I’m Bisexual and I Have Anxiety and I’m Not Alone
To know me is to know a few key things about me. It is hard to get through an introduction, a first date or meeting with me without walking away having learned a few choice facts. I’m opinionated, stubborn, and (I think) I am funny. I’m sarcastic, and tend to lean towards the pessimistic side of things. I’m one of the few people I know who is unafraid to grow up to turn into their mother because I think my mother is a saint.
We all have things that are so key, so integral to who we are, that we wear them right on the surface, like a collection of statement pins on a lapel.
My metaphorical pins say things like “Smash the patriarchy.” “Gender roles make me sad,” “Colorado native,” and “I like dogs more than people.” Two of the most important say “Bi Pride” and “Anxious is my permanent state.”
Yes, I am bi and I have an anxiety disorder, and I’m not ashamed.
Growing up, there were hints pointing to both my anxious tendencies and my bisexuality. They are both things I struggled to understand and, once I did understand, they seemed impossible to explain to other people. Both are also things many people refuse to believe exist; or, if people acknowledge their existence, they have too many mistaken preconceived notions to see them clearly.
I remember feeling my first attraction towards women when I was eight years old watching, of all things, the “Lady Marmalade” music video starring Maya, Lil Kim, Pink, and Christina Aguilera. That was the first hint I can specifically recall about my bisexuality.
The first hint I can recall of my anxiety was at age 10 when I couldn’t figure out my math homework. I had learned the concepts earlier that day and they seemed to make sense then, but as soon as I got home it all went right out of my head. It was taking so long, and I was so tired. The pressure to get it done and to get it done right was overwhelming. Now, over a decade later, I still remember sobbing, gasping for breath, pulling on my hair, and trying to explain my frustration to my terrified mother.
I began the coming-out process at 18, while wrapping up my senior year of high school. It seemed like a long time coming. I’d been finding myself having infatuations with girls in my school for years, and finally came to realize I was totally head-over-heels for one of my female best friends. It had been confusing, especially with the “girl crush” idea my generation was peddling. I eventually figured out that what I was feeling was a consistent attraction pattern not limited by gender. And once Grey’s Anatomy’s Callie Torres gave me a word for it and a quality example of it, I was good to go. My anxiety took longer to figure out.
My sophomore year of college I decided to move in with someone I’d just met. We seemed to really hit it off and we thought living together would be a dream. Sadly, it didn’t take long for me to realize that our personalities and idiosyncrasies didn’t match up quite like we’d hoped. Tension grew and eventually I reached a point where I began to feel my stomach turn at the idea of returning to my dorm room. My heart rate would increase and my breathing would become shallow. I felt completely out of control. It was my roommate explaining their own anxiety disorder to me that helped me translate what these symptoms meant.

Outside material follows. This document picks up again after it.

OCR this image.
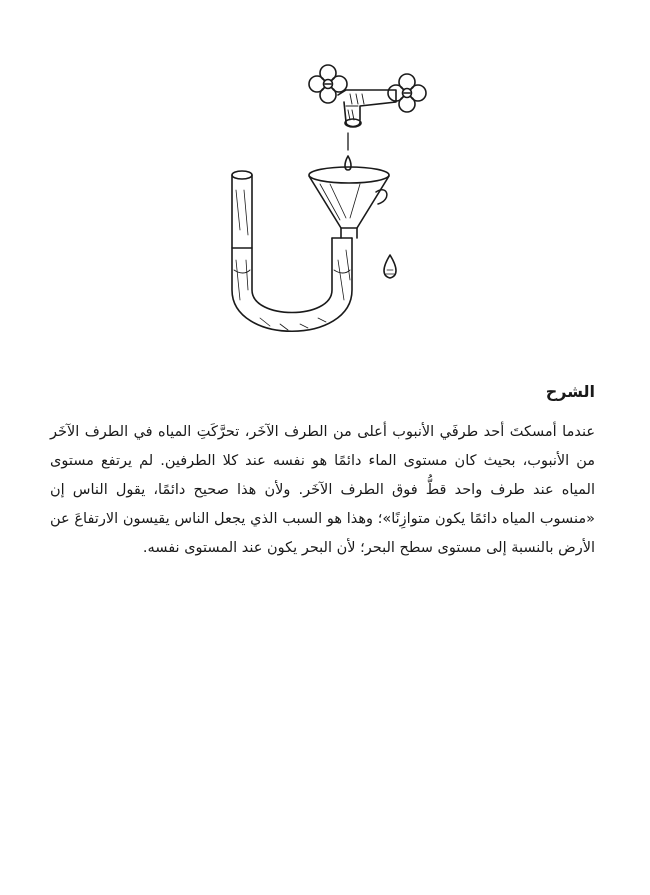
الشرح

عندما أمسكتَ أحد طرفَي الأنبوب أعلى من الطرف الآخَر، تحرَّكَتِ المياه في الطرف الآخَر من الأنبوب، بحيث كان مستوى الماء دائمًا هو نفسه عند كلا الطرفين. لم يرتفع مستوى المياه عند طرف واحد قطُّ فوق الطرف الآخَر. ولأن هذا صحيح دائمًا، يقول الناس إن «منسوب المياه دائمًا يكون متوازِنًا»؛ وهذا هو السبب الذي يجعل الناس يقيسون الارتفاعَ عن الأرض بالنسبة إلى مستوى سطح البحر؛ لأن البحر يكون عند المستوى نفسه.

We stopped cohabiting at the end of that school year, but the sparks of anxiety I’d felt over the years became a full-blown fire. It’s still a daily fight.
I am bi and I struggle with an anxiety disorder. Now, although I have grown to understand and accept both of these facts, they remain strange and oftentimes unfathomable to others. And they each come with their own set of stigmas.
Telling people I’m bi means hearing people tell me in return that bisexuality is greedy, and being bi inherently makes me slutty or more likely to cheat. It means being treated as too gay for the straight community, but too straight for the gay community. It means having to explain that no matter whom I end up with, I have not “picked a side.”
Telling people I have anxiety means having people underestimate me or think I’m too weak to handle what they can. It means having people feel as though they must walk on eggshells around me, as if I am likely to break at any moment. It means having others undermine my own experiences by saying things like “Oh, I get a little anxious too, sometimes. We all do! We all have anxiety sometimes.”
Yes, I am bi and I have an anxiety disorder. While both have been occasional sources of stress and confusion over the years, in both cases I can take comfort in community. Much like there are far more bisexual folks wandering around this planet than most people would expect, there are plenty of anxious folks, too. I can feel at home when there’s Pride festivals and LGBT clubs and bi resources all over the internet. I can feel understood when there’s group therapy and online forums and blogs about anxious life.
In my short time on this planet so far, I’ve learned that community can be one of the most powerful resources we have as human beings, and that our instinct to reach out to each other is one that cannot and should not be ignored. I’ve learned that when things get tough, I can find a home in supportive communities if I take a look around, reach out, and share my story with others. I’ve learned that we must encourage each other to do the same. There’s a great deal of beautiful variety in the human race, and that should be a source of pride for us all, never a source of shame. We all have unique qualities and face unique challenges, but we also all have a great deal in common. Community means supporting our differences and bonding over our similarities.
I am bisexual and I have anxiety and I’m not alone. And neither are you.